Francis (1ère partie)

Paris, Communauté Internationale des Droits des Blancs (France), 20 janvier 2043

                Francis Dufresne passa une main dans ses cheveux, nouant sa serviette autour de sa taille.

- La Ligue des Guerriers du Soleil Noir, représentée par Bandele Kongo, son président, a décidé de recruter plus de dix mille nouveaux Massaï, qui rejoindront l’Armée du Gorille Noir dans quelques jours, en Côte d’Ivoire…

Il s’alluma une cigarette, éteignant le poste de télévision qui trônait au milieu de son salon.

- Enculés de noireaux ! grogna-t-il en recrachant une première volute de fumée.

S’approchant de la baie vitrée de son loft, il ouvrit la porte-fenêtre et sortit sur le balcon. Il vérifia que son fusil de sniper était chargé et prêt à l’emploi, puis s’accouda sur la rambarde.

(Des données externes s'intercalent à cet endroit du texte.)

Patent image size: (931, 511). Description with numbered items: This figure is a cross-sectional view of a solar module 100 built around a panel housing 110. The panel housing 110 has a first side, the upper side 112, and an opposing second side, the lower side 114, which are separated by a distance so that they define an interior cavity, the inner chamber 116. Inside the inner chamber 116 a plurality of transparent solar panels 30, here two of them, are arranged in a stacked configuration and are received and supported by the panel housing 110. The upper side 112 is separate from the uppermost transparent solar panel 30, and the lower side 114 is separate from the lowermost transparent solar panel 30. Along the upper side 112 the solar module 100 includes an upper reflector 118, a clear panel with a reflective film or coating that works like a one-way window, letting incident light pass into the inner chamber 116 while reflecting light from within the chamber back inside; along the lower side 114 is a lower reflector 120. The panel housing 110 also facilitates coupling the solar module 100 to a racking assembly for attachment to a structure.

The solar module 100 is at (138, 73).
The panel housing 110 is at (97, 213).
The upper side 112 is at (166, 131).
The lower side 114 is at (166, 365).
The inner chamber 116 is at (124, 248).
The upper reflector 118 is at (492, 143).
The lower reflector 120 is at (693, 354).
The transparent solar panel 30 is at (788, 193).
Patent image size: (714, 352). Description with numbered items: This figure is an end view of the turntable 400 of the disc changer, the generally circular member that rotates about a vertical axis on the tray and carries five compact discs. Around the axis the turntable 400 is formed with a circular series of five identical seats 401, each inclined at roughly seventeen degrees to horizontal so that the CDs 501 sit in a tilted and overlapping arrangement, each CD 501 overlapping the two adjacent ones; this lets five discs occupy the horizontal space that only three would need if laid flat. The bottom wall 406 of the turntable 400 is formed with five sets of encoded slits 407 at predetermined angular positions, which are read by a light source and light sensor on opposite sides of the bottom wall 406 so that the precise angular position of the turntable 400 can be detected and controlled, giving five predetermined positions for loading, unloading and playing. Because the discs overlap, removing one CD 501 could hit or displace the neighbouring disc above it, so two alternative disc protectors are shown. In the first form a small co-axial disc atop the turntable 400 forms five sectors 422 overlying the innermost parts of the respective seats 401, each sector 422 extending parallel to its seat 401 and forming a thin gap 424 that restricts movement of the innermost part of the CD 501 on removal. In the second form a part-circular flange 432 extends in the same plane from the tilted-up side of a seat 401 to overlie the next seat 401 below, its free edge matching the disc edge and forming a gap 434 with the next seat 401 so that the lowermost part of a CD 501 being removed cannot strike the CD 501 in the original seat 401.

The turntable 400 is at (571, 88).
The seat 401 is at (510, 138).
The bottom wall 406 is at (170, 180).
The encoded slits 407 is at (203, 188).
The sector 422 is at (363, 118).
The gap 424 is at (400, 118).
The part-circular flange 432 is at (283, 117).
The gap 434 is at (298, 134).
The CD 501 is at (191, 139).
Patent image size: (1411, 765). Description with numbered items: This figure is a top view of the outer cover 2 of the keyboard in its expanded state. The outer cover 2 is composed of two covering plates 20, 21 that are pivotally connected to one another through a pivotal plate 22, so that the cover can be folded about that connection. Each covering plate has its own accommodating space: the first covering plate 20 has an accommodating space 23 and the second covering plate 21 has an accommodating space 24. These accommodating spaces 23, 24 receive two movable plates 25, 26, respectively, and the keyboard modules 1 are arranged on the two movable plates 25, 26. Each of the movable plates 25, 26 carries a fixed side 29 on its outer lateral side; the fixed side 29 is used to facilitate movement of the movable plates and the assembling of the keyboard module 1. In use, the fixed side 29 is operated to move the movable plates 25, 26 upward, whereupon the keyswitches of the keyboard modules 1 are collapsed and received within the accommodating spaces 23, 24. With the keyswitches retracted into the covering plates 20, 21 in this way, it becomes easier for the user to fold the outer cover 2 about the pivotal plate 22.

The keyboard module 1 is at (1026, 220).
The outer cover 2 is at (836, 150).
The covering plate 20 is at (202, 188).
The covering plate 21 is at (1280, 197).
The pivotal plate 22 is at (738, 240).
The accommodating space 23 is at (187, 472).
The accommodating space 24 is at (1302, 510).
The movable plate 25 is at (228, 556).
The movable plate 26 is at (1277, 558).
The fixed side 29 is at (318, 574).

                Ses yeux coururent le long du ghetto noir dans lequel étaient regroupés – entassés était un mot plus juste – tous les gorilles du pays. Francis était un ancien membre du GIGN. Lorsque le conflit mondial des couleurs avait éclaté, il avait été engagé par le gouvernement de la Communauté Internationale des Droits des Blancs afin de gérer la cité-prison de la banlieue parisienne qui avait été créée pour contenir les africains qui vivaient dans ce pays.

                En attendant de les rapatrier vers les Terres du Soleil Noir, ils devaient être contenus et tenus à l'écart de la foule. L’organisation de l’expulsion, encore trop gentille au goût de Dufresne, prenait du temps. Des conventions politiques se mettaient doucement en place, assurant la sécurité des rapatriés, garantissant aux autres territoires qu’il n’y aurait aucun blessé. Les accords amiables étaient passés, avec documents administratifs signés. 

                Dehors, les gorilles couraient dans les rues. C’était jour de marché. Tout était surtaxé pour eux. C’était à ce moment précis que Francis devait être vigilant, prêt à tuer. Il avait ordre de tirer sur toute personne devenant violente ou gênante pour le bon déroulement de la vie en communauté. Aussi, Dufresne en tuait régulièrement trois ou quatre, histoire de s’éclater un peu. Les cadavres restaient au milieu des rues. On avait interdiction de dresser une sépulture pour un Noir ou un Jaune dans l’enceinte de la Communauté Internationale des Droits des Blancs.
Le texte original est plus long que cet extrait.